Analogs of (20 S)-1α,25-dihydroxy-2-methylene-19-norvitamin D 3 ( 2, 2MD), substituted at C-13 but lacking both C and D rings, were prepared in convergent syntheses, starting with the chiral ester 14 and the phosphine oxide 29. Two of the synthesized vitamins ( 11 and 32) were analogs in which the 13-methyl group constituted a substituent of an unsaturated fragment, that is, C(13)–C(17) double bond, whereas in the two other cases ( 12 and 13), the methyl group belonged to a ternary carbon stereogenic center.
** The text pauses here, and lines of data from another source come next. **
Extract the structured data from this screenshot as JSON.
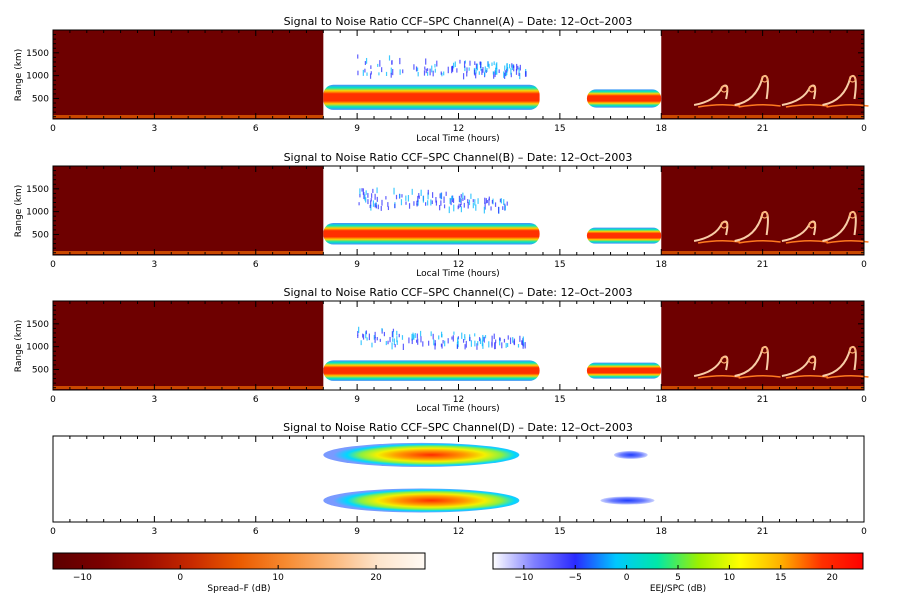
{
  "chart_data": [
    {
      "type": "heatmap",
      "title": "Signal to Noise Ratio CCF–SPC Channel(A) – Date: 12–Oct–2003",
      "xlabel": "Local Time (hours)",
      "ylabel": "Range (km)",
      "xlim": [
        0,
        24
      ],
      "ylim": [
        50,
        2000
      ],
      "x_ticks": [
        "0",
        "3",
        "6",
        "9",
        "12",
        "15",
        "18",
        "21",
        "0"
      ],
      "y_ticks": [
        {
          "value": 500,
          "label": "500"
        },
        {
          "value": 1000,
          "label": "1000"
        },
        {
          "value": 1500,
          "label": "1500"
        }
      ],
      "night_blocks": [
        [
          0,
          8
        ],
        [
          18,
          24
        ]
      ],
      "echo_bands": [
        {
          "t_start": 8.0,
          "t_end": 14.4,
          "range_low": 250,
          "range_high": 800,
          "snr_db": 20
        },
        {
          "t_start": 15.8,
          "t_end": 18.0,
          "range_low": 300,
          "range_high": 700,
          "snr_db": 18
        }
      ],
      "scatter": [
        {
          "t_start": 9.0,
          "t_end": 14.0,
          "range_low": 1050,
          "range_high": 1500,
          "snr_db": -5
        }
      ],
      "spread_f_plumes": [
        19.8,
        21.0,
        22.4,
        23.6
      ]
    },
    {
      "type": "heatmap",
      "title": "Signal to Noise Ratio CCF–SPC Channel(B) – Date: 12–Oct–2003",
      "xlabel": "Local Time (hours)",
      "ylabel": "Range (km)",
      "xlim": [
        0,
        24
      ],
      "ylim": [
        50,
        2000
      ],
      "x_ticks": [
        "0",
        "3",
        "6",
        "9",
        "12",
        "15",
        "18",
        "21",
        "0"
      ],
      "y_ticks": [
        {
          "value": 500,
          "label": "500"
        },
        {
          "value": 1000,
          "label": "1000"
        },
        {
          "value": 1500,
          "label": "1500"
        }
      ],
      "night_blocks": [
        [
          0,
          8
        ],
        [
          18,
          24
        ]
      ],
      "echo_bands": [
        {
          "t_start": 8.0,
          "t_end": 14.4,
          "range_low": 280,
          "range_high": 750,
          "snr_db": 20
        },
        {
          "t_start": 15.8,
          "t_end": 18.0,
          "range_low": 300,
          "range_high": 650,
          "snr_db": 18
        }
      ],
      "scatter": [
        {
          "t_start": 9.0,
          "t_end": 13.5,
          "range_low": 1100,
          "range_high": 1600,
          "snr_db": -5
        }
      ],
      "spread_f_plumes": [
        19.8,
        21.0,
        22.4,
        23.6
      ]
    },
    {
      "type": "heatmap",
      "title": "Signal to Noise Ratio CCF–SPC Channel(C) – Date: 12–Oct–2003",
      "xlabel": "Local Time (hours)",
      "ylabel": "Range (km)",
      "xlim": [
        0,
        24
      ],
      "ylim": [
        50,
        2000
      ],
      "x_ticks": [
        "0",
        "3",
        "6",
        "9",
        "12",
        "15",
        "18",
        "21",
        "0"
      ],
      "y_ticks": [
        {
          "value": 500,
          "label": "500"
        },
        {
          "value": 1000,
          "label": "1000"
        },
        {
          "value": 1500,
          "label": "1500"
        }
      ],
      "night_blocks": [
        [
          0,
          8
        ],
        [
          18,
          24
        ]
      ],
      "echo_bands": [
        {
          "t_start": 8.0,
          "t_end": 14.4,
          "range_low": 250,
          "range_high": 700,
          "snr_db": 20
        },
        {
          "t_start": 15.8,
          "t_end": 18.0,
          "range_low": 300,
          "range_high": 650,
          "snr_db": 18
        }
      ],
      "scatter": [
        {
          "t_start": 9.0,
          "t_end": 14.0,
          "range_low": 1050,
          "range_high": 1450,
          "snr_db": -5
        }
      ],
      "spread_f_plumes": [
        19.8,
        21.0,
        22.4,
        23.6
      ]
    },
    {
      "type": "heatmap",
      "title": "Signal to Noise Ratio CCF–SPC Channel(D) – Date: 12–Oct–2003",
      "xlabel": "",
      "ylabel": "",
      "xlim": [
        0,
        24
      ],
      "x_ticks": [
        "0",
        "3",
        "6",
        "9",
        "12",
        "15",
        "18",
        "21",
        "0"
      ],
      "y_ticks": [],
      "night_blocks": [],
      "blobs": [
        {
          "t_start": 8.0,
          "t_end": 13.8,
          "level": 0.78,
          "snr_db": 20
        },
        {
          "t_start": 8.0,
          "t_end": 13.8,
          "level": 0.25,
          "snr_db": 20
        },
        {
          "t_start": 16.6,
          "t_end": 17.6,
          "level": 0.78,
          "snr_db": -5
        },
        {
          "t_start": 16.2,
          "t_end": 17.8,
          "level": 0.25,
          "snr_db": -5
        }
      ]
    }
  ],
  "colorbars": [
    {
      "label": "Spread–F (dB)",
      "range": [
        -13,
        25
      ],
      "ticks": [
        {
          "value": -10,
          "label": "−10"
        },
        {
          "value": 0,
          "label": "0"
        },
        {
          "value": 10,
          "label": "10"
        },
        {
          "value": 20,
          "label": "20"
        }
      ],
      "stops": [
        "#5c0000",
        "#7a0000",
        "#9e0d00",
        "#c82a00",
        "#ea5a00",
        "#f78a30",
        "#fbb77a",
        "#fde5cc",
        "#fffaf4"
      ]
    },
    {
      "label": "EEJ/SPC (dB)",
      "range": [
        -13,
        23
      ],
      "ticks": [
        {
          "value": -10,
          "label": "−10"
        },
        {
          "value": -5,
          "label": "−5"
        },
        {
          "value": 0,
          "label": "0"
        },
        {
          "value": 5,
          "label": "5"
        },
        {
          "value": 10,
          "label": "10"
        },
        {
          "value": 15,
          "label": "15"
        },
        {
          "value": 20,
          "label": "20"
        }
      ],
      "stops": [
        "#ffffff",
        "#8080ff",
        "#2a2aff",
        "#00c8ff",
        "#00e8a8",
        "#9df000",
        "#ffff00",
        "#ffb000",
        "#ff3000",
        "#ff0000"
      ]
    }
  ],
  "colors": {
    "night_fill": "#6e0000",
    "axis": "#000000",
    "background": "#ffffff"
  }
}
The aim of these studies was to further explore extensive modifications in the ‘upper’ part of the vitamin D skeleton in the hope of finding biologically active analogs of potential therapeutic value. The commercial ( R)-(−)-methyl-3-hydroxy-2-methylpropionate ( 14) was converted in six steps to alcohol 18, the vitamin D side chain fragment. Its subsequent three-step transformation led to aldehyde 20 which was subjected to the Still–Gennari HWE reaction with anion derived from ester 21. The obtained α,β-unsaturated esters 22 and 23 served as convenient starting compounds to the syntheses of the corresponding chiral acyclic aldehydes, β,γ-unsaturated ( 28) and saturated ( 39 and 40), required for the final Wittig–Horner coupling with the anion of the phosphine oxide 29. After hydroxyl deprotection, the synthesized vitamin D analogs 11– 13 and 32 were purified and biologically tested. Only the (13 R,20 S)-analog 12 retained substantial, although 30 times lower than 1α,25-(OH) 2D 3, binding ability to the full-length rat recombinant vitamin D receptor (VDR). This analog was also very effective in differentiation of HL-60 cells, and it exerted significant transcriptional activity (2 times and 15 times less potent, respectively, as compared to the native hormone). The in vivo tests showed that all synthesized vitamin D analogs were devoid of calcemic activity.